Comme pour la plupart des dates du Spiritual Instinct European Tour, le Grand Mix de Tourcoing (59) affichait complet pour la venue d’ALCEST.
En 30 minutes, les Islandaises KAELAN MIKLA ont livré une prestation envoûtante, dont le côté onirique était renforcé par le chant dans leur langue natale. Dans la froideur d’un bleu glacé, parfois brisé par un rouge de feu, le trio a créé une ambiance éthérée, qui lorgnait parfois vers THE CURE. La bassiste, toutefois, posait de lourds accords pour épaissir cette darkwave, pour l’accrocher au sol. La chanteuse, chamanique, était entrée sur scène avec de petites clochettes pour lancer le rituel. Elle dansait, vibrait au rythme des nappes de synthé, de la batterie électronique qu’elle déclenchait d’un coup de baguette – un peu kitsch, cet ustensile, seule faute de goût d’une prestation sensible, conclue par un impressionnant et inquiétant "Nott Efti Nott", plongée dans une âme tourmentée, hantée.

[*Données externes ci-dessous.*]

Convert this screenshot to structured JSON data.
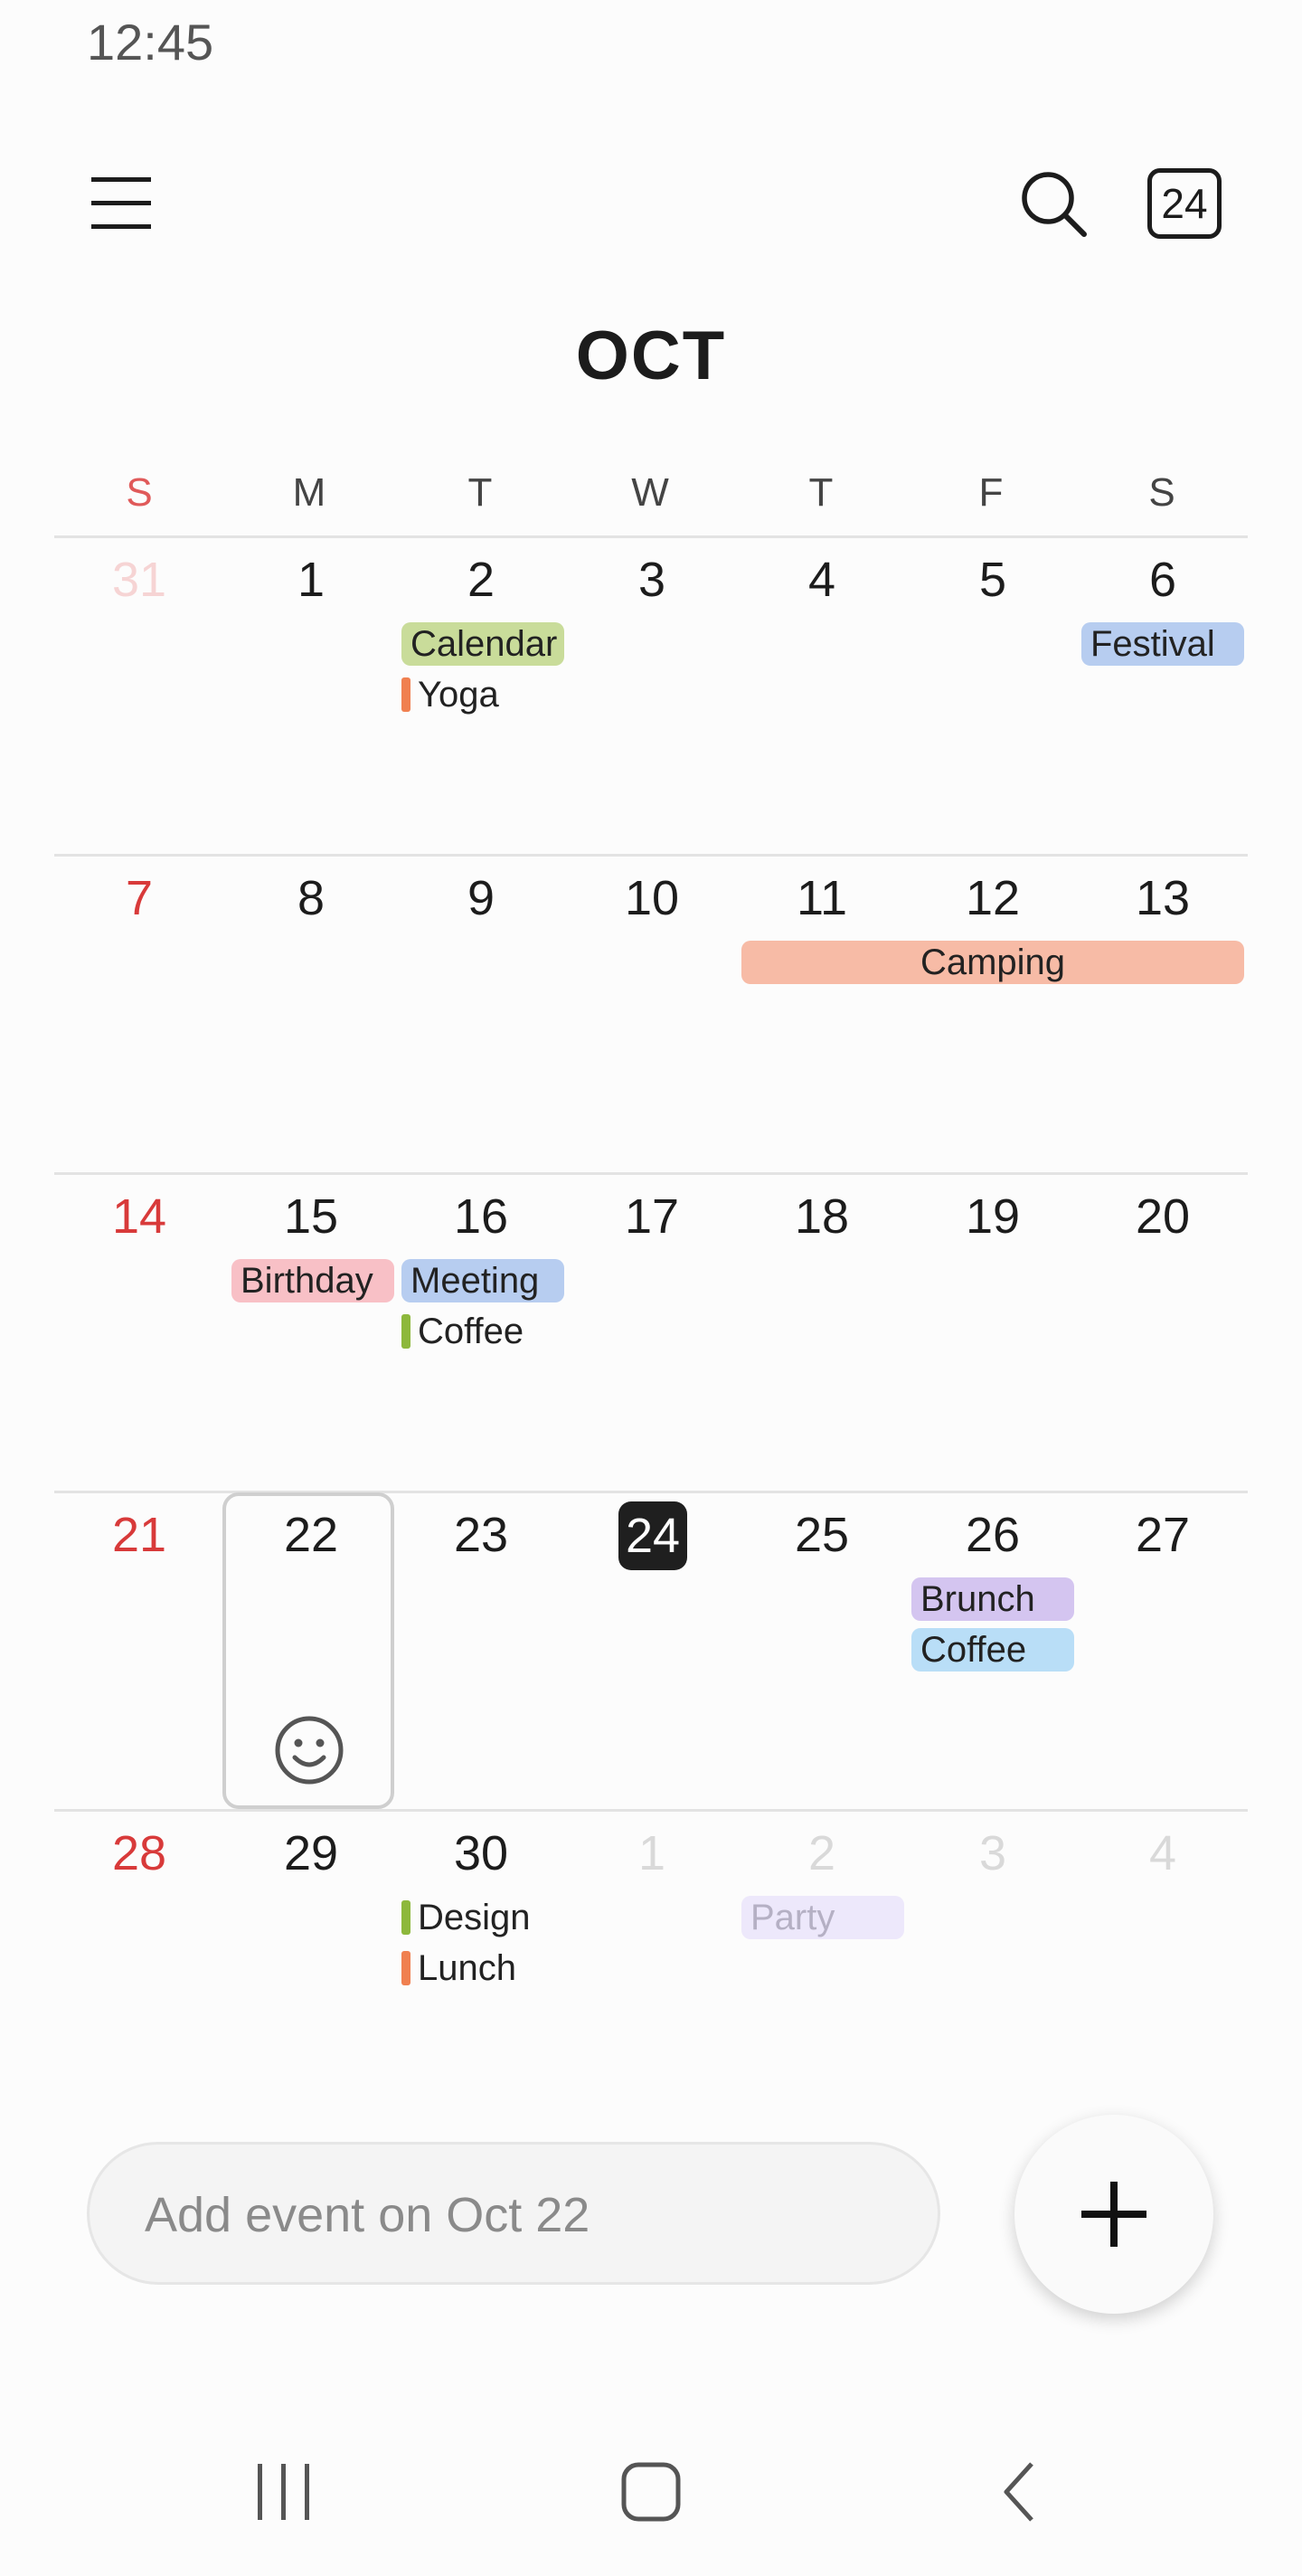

Place ensuite à BIRDS IN ROW... et à une toute autre ambiance. Les Français, la rage au ventre, le hurlement à la gueule, crachent leur hardcore à toute allure dès leur montée sur scène. Tout de noir vêtus, ils balancent riffs tranchants et cris perçants, martyrisent la batterie, s’offrent un bref passage calme avant de relancer la machine sous des lumières stroboscopées. Le chanteur s’interrompt parfois pour adresser des messages positifs à un public d’abord circonspect, mais qui se laisse séduire par l’énergie et l’authenticité du gang.
Le backdrop à l’effigie du Sphynx qui orne la pochette de « Spiritual Instinct » semble briller dans l’obscurité quand ALCEST apparaît. Neige, en t-shirt TYPE O NEGATIVE, ressemble à Monsieur tout le monde... avant que son génie ne jaillisse quand résonnent les premières notes du magnifique et envoûtant "Les Jardins de Minuit", union de la douceur d’un chant clair aérien, de riffs sensibles et de la brutalité black, encore accrue en live ; parfaite incarnation musicale de ce sphynx aux contours si doux, mais prêts à vous dévorer. Quatre titres du dernier album sont joués. « Kodama » – quelle beauté que le morceau éponyme ! - et « Les Voyages de l’Ame » sont représentés par deux chansons chacun, une seule pour « Shelter » et « Écailles de Lune ».
Parlant peu, concentré, comme plongé dans les méandres des cordes de sa guitare, le leader laisse la beauté de ses compositions s’exprimer. Elle sont souvent fragiles – le délicat "Le Miroir", tout en finesse, en notes à la lumière tamisée, le cristallin "Autre Temps", l’ultime "Delivrance", d’une beauté féerique, qui plonge les spectateurs dans une rêverie éveillée, les laisse pantois quand il s’achève – parfois plus agressives, dans le sillage d’un "Winterhalter" qui accélère le tempo – la montée en puissance progressive, jusqu’à l’explosion de "Sapphire", la lourde intro de "Protection", les parties les plus rapides du monumental "Ecailles de Lune - part 2". Ces contrastes fréquents, ces changements d’ambiance, ce passage d’une voix pure à des hurlements black, même si l’atmosphère reste mélancolique et torturée, ont offert une soirée en apesanteur.